Иосиф Бродский: «Прежде всего имею в виду ее синтаксическую беспрецедентность, позволяющую – скорей, заставляющую – ее в стихе договаривать все до самого конца. Кальвинизм в принципе чрезвычайно простая вещь: это весьма жесткие счеты человека с самим собой, со своей совестью, сознанием. В этом смысле, между прочим, и Достоевский кaльвиниcт. Кальвинист – это, коротко говоря, человек, постоянно творящий над собой некий вариант Страшного суда – как бы в отсутствие (или же не дожидаясь) Всемогущего. В этом смысле второго такого поэта в России нет».
Вершить Страшный суд ежечасно над собой в своем творчестве – задача в принципе выполнимая, если подразумевать под ним (Страшным судом) неколебимое следование определенным поэтическим константам (которые не всегда совпадают с нравственными). «Жесткие счеты человека с самим собой, со своей совестью, сознанием» становятся во многом и жесткими счетами с окружающим его миром, людьми. Другое дело, что возникает опасность войти в конфликт с системой, с режимом, победа над которыми может быть одержана лишь подсознательно, на уровне психики и психологии. Невротические и суицидальные состояния, психопатия, предельная асоциальность, а также знакомство с советской психиатрией становятся своеобразным парафразом такого аскетического подвига, как юродство.
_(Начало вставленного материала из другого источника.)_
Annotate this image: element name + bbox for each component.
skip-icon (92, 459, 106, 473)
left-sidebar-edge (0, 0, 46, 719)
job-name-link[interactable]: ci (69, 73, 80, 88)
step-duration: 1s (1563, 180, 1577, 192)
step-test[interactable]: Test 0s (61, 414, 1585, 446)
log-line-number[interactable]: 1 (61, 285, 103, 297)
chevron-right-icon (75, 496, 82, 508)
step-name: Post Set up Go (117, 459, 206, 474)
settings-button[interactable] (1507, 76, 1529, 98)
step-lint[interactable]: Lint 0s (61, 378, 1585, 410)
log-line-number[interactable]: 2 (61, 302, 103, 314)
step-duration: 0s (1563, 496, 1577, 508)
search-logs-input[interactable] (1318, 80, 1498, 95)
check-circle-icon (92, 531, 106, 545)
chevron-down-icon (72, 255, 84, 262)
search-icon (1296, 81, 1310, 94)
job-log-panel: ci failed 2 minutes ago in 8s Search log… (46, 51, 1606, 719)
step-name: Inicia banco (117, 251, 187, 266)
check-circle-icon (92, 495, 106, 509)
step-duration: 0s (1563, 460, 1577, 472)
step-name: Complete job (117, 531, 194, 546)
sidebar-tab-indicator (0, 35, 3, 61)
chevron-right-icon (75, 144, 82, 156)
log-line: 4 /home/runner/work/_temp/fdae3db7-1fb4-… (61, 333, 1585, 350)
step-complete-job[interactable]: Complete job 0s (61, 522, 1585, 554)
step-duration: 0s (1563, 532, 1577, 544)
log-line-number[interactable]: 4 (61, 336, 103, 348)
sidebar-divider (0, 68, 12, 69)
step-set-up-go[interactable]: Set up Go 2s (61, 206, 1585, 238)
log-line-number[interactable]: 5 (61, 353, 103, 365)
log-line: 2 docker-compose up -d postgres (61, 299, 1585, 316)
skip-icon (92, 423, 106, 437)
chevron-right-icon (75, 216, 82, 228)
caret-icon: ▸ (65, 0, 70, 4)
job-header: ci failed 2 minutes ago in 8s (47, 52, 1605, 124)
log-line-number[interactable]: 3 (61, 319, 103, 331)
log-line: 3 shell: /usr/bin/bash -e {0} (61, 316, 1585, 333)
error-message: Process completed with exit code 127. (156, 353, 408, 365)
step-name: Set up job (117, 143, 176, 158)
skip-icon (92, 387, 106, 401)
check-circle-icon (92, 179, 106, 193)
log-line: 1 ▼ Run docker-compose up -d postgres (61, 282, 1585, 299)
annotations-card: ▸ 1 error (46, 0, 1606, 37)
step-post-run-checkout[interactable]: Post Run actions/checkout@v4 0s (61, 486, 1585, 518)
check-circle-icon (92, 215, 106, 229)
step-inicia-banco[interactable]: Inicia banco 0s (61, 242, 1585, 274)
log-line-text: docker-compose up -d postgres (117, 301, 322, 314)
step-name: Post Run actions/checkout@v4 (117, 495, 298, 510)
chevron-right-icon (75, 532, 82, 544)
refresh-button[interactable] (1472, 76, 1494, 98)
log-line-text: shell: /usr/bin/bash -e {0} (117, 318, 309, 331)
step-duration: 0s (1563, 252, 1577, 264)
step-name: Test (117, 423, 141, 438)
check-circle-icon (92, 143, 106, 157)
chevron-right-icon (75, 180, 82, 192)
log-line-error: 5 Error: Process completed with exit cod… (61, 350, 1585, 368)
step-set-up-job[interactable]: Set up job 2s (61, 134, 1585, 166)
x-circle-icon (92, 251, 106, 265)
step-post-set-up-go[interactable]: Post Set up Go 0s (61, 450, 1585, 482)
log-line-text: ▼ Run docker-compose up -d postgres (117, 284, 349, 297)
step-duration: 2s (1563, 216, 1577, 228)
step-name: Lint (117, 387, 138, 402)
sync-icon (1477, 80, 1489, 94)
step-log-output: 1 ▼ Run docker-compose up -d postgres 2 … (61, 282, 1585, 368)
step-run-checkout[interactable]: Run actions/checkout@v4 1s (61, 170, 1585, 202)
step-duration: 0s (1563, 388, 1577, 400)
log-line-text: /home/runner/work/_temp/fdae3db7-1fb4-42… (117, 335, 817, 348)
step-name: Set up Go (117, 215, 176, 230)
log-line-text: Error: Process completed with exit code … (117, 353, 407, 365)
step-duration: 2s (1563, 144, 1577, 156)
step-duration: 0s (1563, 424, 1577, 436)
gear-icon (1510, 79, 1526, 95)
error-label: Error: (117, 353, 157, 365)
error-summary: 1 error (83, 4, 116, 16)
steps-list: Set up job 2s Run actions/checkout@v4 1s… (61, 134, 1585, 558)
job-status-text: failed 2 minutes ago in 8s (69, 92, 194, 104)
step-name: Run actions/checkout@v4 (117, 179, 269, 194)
Вспомним «юродствовавших» в 1951 году в стенах ЛГУ имени Жданова студентов-филологов Михаила Красильникова, Юрия Михайлова, Эдуарда Кондратова. Косоворотки, перепоясанные бечевкой, посконные брюки, заправленные в сапоги, гусиные перья за ухом, деревянные плошки с квасом есть не что иное, как опыт деформации сознания в рамках советского имперского стиля начала 50-х, попытка слома стереотипов через доведение их до абсурда. Хоровое пение русских народных песен, чтение стихов на Невском, купание в Неве во время первого ледохода были не столько протестом (режим воспринимал это именно как протест), сколько поиском свободы собственного творческого волеизъявления вопреки обезличенной, однообразной, заидеологизированной официальной культуре, в которой не было места именно юродству – желанию казаться безумным в безумной же стране, что в результате («минус» на «минус» дает «плюс») приводило к нормальности и нравственной чистоте. Хранение себя, порой производящее на окружающих впечатление крайнего индивидуализма и эгоизма, позволяло сосредоточиться на том единственном знании об истине (поэтической в том числе), которое получено путем непрерывной внутренней работы, путем собеседования с текстом, постижения его законов и, как следствие, обнаружения в нем Пространства и Времени.
Иосиф Бродский: «Ничто так нас не сформировало – меня, по крайней мере, – как Фрост, Цветаева, Кавафис, Рильке, Ахматова, Пастернак… Вся история заключается в том, что взгляд на мир, который вы обнаруживаете в творчестве этих поэтов, стал частью нашего восприятия. Если угодно, наше восприятие – это логическое (или, может быть, алогическое) завершение того, что изложено в их стихах… Я думаю, что влияние поэта – эта эманация или радиация – растягивается на поколение или на два».
Время и Пространство, находящиеся в голове художника. Говорить о том, что они могут стать достоянием общества в целом, не приходится.
Другое дело читатель, который вступает в своеобразный сговор с поэтом и получает сокровенное знание, код постижения текста. Как утверждает Бродский, это интеллектуальное совокупление не зависит от жизненного опыта и образования, но зависит от дара увидеть за буквами язык.